アニメだけじゃない!昔から日本にいた妖怪の伝説を紹介!

お天気雨のことだけではない?実際に見た人もある狐の嫁入り

太陽は出ているのに雨が降る。いわゆる「お天気雨」ですが、このお天気雨のことを「狐の嫁入り」と言い、誰でも聞いたことがあるはずです。

狐の嫁入りは全国的に知られているのですが、地域によっては「狐の嫁取り」、「狐の祝言」など、呼び方が違うこともあります。

しかし何故、晴れなのに雨が降る状況を「狐の嫁入り」と言うのか、説明できる人は少ないはずです。言葉を調べても「日照り雨」や「日が出ているのに雨が降っていること」なんて説明ばかりでしょう。

そして大抵の場合、わからないまま「そう言うから…。」なんて、漠然としながら言葉を使っているはずです。

そもそも狐の嫁入りは、直接妖怪の仕業というよりも化けることができる狐の仕業という怪異と考えられる、不思議な出来事をも指しています。

昔、群馬で商人が仲間3人と夕暮れに歩いていると、はるか向こうから数多くの提灯がやってくるのが見えました。

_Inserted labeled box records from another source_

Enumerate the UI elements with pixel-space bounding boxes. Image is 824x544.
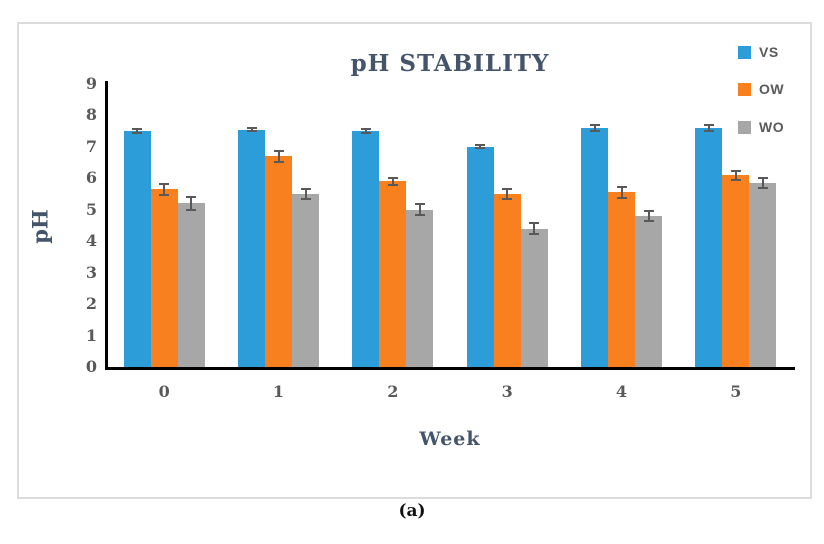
y-axis-tick-label-2: 2: [85, 294, 97, 314]
error-bar-ow-week-5: [730, 169, 741, 181]
error-bar-wo-week-2: [414, 203, 425, 217]
y-axis-tick-label-3: 3: [85, 262, 97, 282]
error-bar-wo-week-0: [186, 195, 197, 212]
x-axis-tick-label-4: 4: [615, 382, 628, 401]
x-axis-line: [105, 367, 795, 370]
y-axis-tick-label-6: 6: [85, 168, 97, 188]
y-axis-tick-label-7: 7: [85, 136, 97, 156]
bar-ow-week-1: [265, 156, 292, 367]
legend-label-vs: VS: [759, 44, 779, 60]
bar-vs-week-0: [123, 131, 151, 367]
bar-ow-week-0: [150, 189, 178, 367]
bar-wo-week-3: [520, 228, 548, 367]
error-bar-ow-week-2: [387, 176, 398, 187]
error-bar-vs-week-5: [703, 124, 714, 132]
legend-item-ow: OW: [738, 81, 784, 97]
x-axis-tick-label-2: 2: [387, 382, 399, 401]
error-bar-wo-week-1: [300, 187, 311, 201]
y-axis-tick-label-1: 1: [85, 325, 97, 345]
bar-vs-week-5: [695, 128, 723, 367]
bar-ow-week-4: [608, 192, 635, 367]
y-axis-line: [105, 81, 108, 369]
y-axis-tick-label-9: 9: [85, 74, 97, 93]
error-bar-ow-week-3: [502, 188, 513, 200]
y-axis-title: pH: [27, 209, 53, 244]
bar-ow-week-5: [722, 175, 750, 367]
bar-wo-week-5: [749, 183, 777, 367]
error-bar-vs-week-2: [360, 128, 371, 135]
bar-vs-week-1: [238, 129, 265, 367]
error-bar-wo-week-5: [757, 176, 768, 190]
legend-item-wo: WO: [738, 119, 784, 135]
x-axis-tick-label-5: 5: [730, 382, 742, 401]
bar-wo-week-4: [635, 216, 662, 367]
error-bar-ow-week-1: [273, 150, 284, 163]
y-axis-tick-label-8: 8: [85, 105, 97, 125]
bar-wo-week-0: [177, 203, 205, 367]
x-axis-tick-label-0: 0: [158, 382, 170, 401]
x-axis-tick-label-1: 1: [272, 382, 285, 401]
error-bar-vs-week-0: [132, 128, 143, 135]
legend-swatch-ow-icon: [738, 82, 751, 96]
legend-label-wo: WO: [759, 119, 785, 135]
chart-title: pH STABILITY: [350, 50, 550, 77]
bar-ow-week-3: [493, 194, 521, 367]
y-axis-tick-label-5: 5: [85, 199, 97, 219]
legend-swatch-vs-icon: [738, 45, 751, 59]
error-bar-ow-week-0: [159, 183, 170, 196]
bar-wo-week-2: [406, 209, 434, 367]
y-axis-tick-label-0: 0: [85, 357, 97, 376]
error-bar-wo-week-3: [529, 222, 540, 235]
bar-vs-week-3: [466, 146, 494, 367]
bar-vs-week-2: [352, 131, 380, 367]
bar-ow-week-2: [379, 181, 407, 367]
error-bar-vs-week-3: [475, 144, 486, 150]
legend-label-ow: OW: [759, 81, 785, 97]
bar-wo-week-1: [292, 194, 319, 367]
error-bar-vs-week-4: [589, 124, 600, 132]
bar-vs-week-4: [581, 128, 608, 367]
x-axis-tick-label-3: 3: [501, 382, 513, 401]
error-bar-vs-week-1: [246, 127, 257, 133]
error-bar-ow-week-4: [616, 186, 627, 199]
y-axis-tick-label-4: 4: [85, 231, 97, 251]
legend-item-vs: VS: [738, 44, 779, 60]
x-axis-title: Week: [419, 428, 481, 450]
error-bar-wo-week-4: [643, 209, 654, 223]
figure-caption: (a): [398, 501, 426, 521]
legend-swatch-wo-icon: [738, 120, 751, 134]
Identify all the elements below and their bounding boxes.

大名かと思って、高い所に登って(隠れて?)見ていると、提灯には紋所はなく、どうやら嫁入りの行列のようでした。その行列は、田畑の向こうの林へ消えて行きました。普通の大名行列とは明らかに違ったのです。

また、江戸時代、本多家の屋敷に婚礼があるという噂が立ちました。確かに夕暮れから婚礼家具を運ぶ様子があり、夜には提灯をつけた花嫁の乗り物と守護する者たちが門の中へと入って行きました。

しかし、誰が結婚したのか、回りの人間も誰もわからなかったので聞いてみたのですが、当の本多家の者は誰もそんな出来事を知りませんでした。実際は、嫁入りはなかったのです。

これらを狐の嫁入りと人々は呼んでいます。ここでわかるように、結婚式場は昔ありませんでした。その為、結婚する場合は、お嫁さんが嫁ぎ先へ提灯を携えて行列をなして行っていました。

元々、昔に行われていた嫁入り行列は、大抵夕方から夜にかけて祝言が行われるのですが、昔は農閑期になる冬場に行われることが多く、日が短い為、道中に提灯は欠かせないものでした。

狐が尾を打ちあって火を出す「狐火」という怪異があるのですが、狐が出す怪火と嫁入り行列の提灯の火が似ていることから、狐火が連なって現れるのを狐の嫁入りがあったと言います。そして、実際に狐の嫁入り行列を見たという目撃情報もあります。

それと天気雨の繋がりはわかりにくいのですが、いくつかの説があります。

晴れているのに雨というおかしな現象の為、狐に化かされているように感じて狐の嫁入りと言う、または、実際に行われている狐の嫁入り行列が人目につかないように、狐が雨を降らせているという説もあります。

悲しい伝承として残っている話もあります。

それは、戦国時代にある女性が結婚を約束した人がいたにもかかわらず、病死してしまいました。その無念が狐に乗り移った為、狐の嫁入り行列が目撃されるようになったという話。

別の伝承もあります。日照りに困った村が、雨乞の為に狐を生贄として捕まえることにしました。

人間に化けることのできる女狐を村の青年が嫁に迎えると騙して捕まえることにしたのですが、心を交わせるようになった青年はその女狐を逃がそうとします。しかし、村の魂胆を知っても女狐は、あえて逃げずに男と村の為に身を捧げます。

雨乞いの最中に天気だったのにも関わらず雨が降ったのは、その女狐の涙のようだ、という悲しい話です。

天気雨には隠れた逸話や伝承がいくつもあるのは、それだけ狐と人間が密接であることの証拠かもしれません。

新潟では「狐の嫁入り屋敷」という施設があるようで、狐の化粧体験や狐のお面づくり体験もできるようです。行ってみると面白いかもしれません。